McLaren’s Andrea Stella commented at the F1 Saudi Arabian Grand Prix that this generation of cars are so fast that a driver does not have time to think, they must essentially drive their fastest laps on instinct.

That would make Hamilton’s learning process even trickier.

“It’s a killer trait to have in a car, especially if you're behind,” Brundle said.

“Because you look for the time, and it punishes you again. It gets worse and worse.”

Extracts from a longer piece courtesy James Dielhenn, Crash.net, 27th April.


Racing is Life - everything else is just....waiting. (Steve McQueen)

Offline Jericoke

Re: Is Lewis too heavy on the brake pedal for the Ferrari SF-25
« Reply #1 on: April 30, 2025, 01:16:59 PM »
A modern F1 car/team is a very complicated thing.  So many things working in unison, and fixing one thing can lead to 3 more breaking.  The relationship of the driver to the car has got to be absolutely unlike anything else on Earth.

While I understand the lack of testing as both a cost savings measure, and an equalizer.  Michael Schumacher put more miles in his cars than a pilot puts into a 747, and he was rewarded for it by being one of the most skilled F1 drivers of all time.

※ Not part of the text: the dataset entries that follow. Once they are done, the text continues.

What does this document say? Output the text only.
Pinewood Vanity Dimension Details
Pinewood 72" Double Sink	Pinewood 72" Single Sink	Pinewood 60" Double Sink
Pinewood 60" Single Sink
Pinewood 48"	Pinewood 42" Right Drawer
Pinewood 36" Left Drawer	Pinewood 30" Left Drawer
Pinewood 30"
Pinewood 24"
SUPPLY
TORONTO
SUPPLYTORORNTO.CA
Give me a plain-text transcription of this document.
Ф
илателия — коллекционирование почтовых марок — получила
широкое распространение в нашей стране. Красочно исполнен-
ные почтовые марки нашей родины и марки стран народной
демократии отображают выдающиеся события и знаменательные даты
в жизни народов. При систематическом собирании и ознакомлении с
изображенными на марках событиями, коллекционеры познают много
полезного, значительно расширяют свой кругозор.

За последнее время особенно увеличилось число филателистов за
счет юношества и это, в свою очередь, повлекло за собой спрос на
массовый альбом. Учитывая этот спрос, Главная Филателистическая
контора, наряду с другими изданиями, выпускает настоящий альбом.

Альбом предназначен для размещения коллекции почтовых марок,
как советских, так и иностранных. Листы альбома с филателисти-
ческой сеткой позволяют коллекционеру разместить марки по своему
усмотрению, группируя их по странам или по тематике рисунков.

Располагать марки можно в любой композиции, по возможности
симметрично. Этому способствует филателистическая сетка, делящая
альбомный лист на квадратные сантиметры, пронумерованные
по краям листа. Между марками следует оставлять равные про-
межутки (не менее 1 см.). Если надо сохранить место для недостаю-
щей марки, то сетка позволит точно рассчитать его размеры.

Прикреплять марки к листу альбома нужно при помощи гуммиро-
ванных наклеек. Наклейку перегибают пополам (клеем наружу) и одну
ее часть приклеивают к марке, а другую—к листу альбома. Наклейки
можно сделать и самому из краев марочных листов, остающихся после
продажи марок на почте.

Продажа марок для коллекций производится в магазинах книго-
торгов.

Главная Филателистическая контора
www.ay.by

Modern drivers basically get 2 days of testing, and then straight into race weekends.  And the car they settle into each weekend is barely the car they drove the previous weekend.  It's fair though, all 20 drivers/teams are in the same boat, no one is getting an advantage because of the ongoing evolution of F1 cars.

It is robbing us of some truly amazing performances though.  I'd love to see what F1 would be like if the drivers could put in 50 hour test weeks leading up to the races.  not just in the simulator which I'm sure just can't replicate the feel of each individual chassis!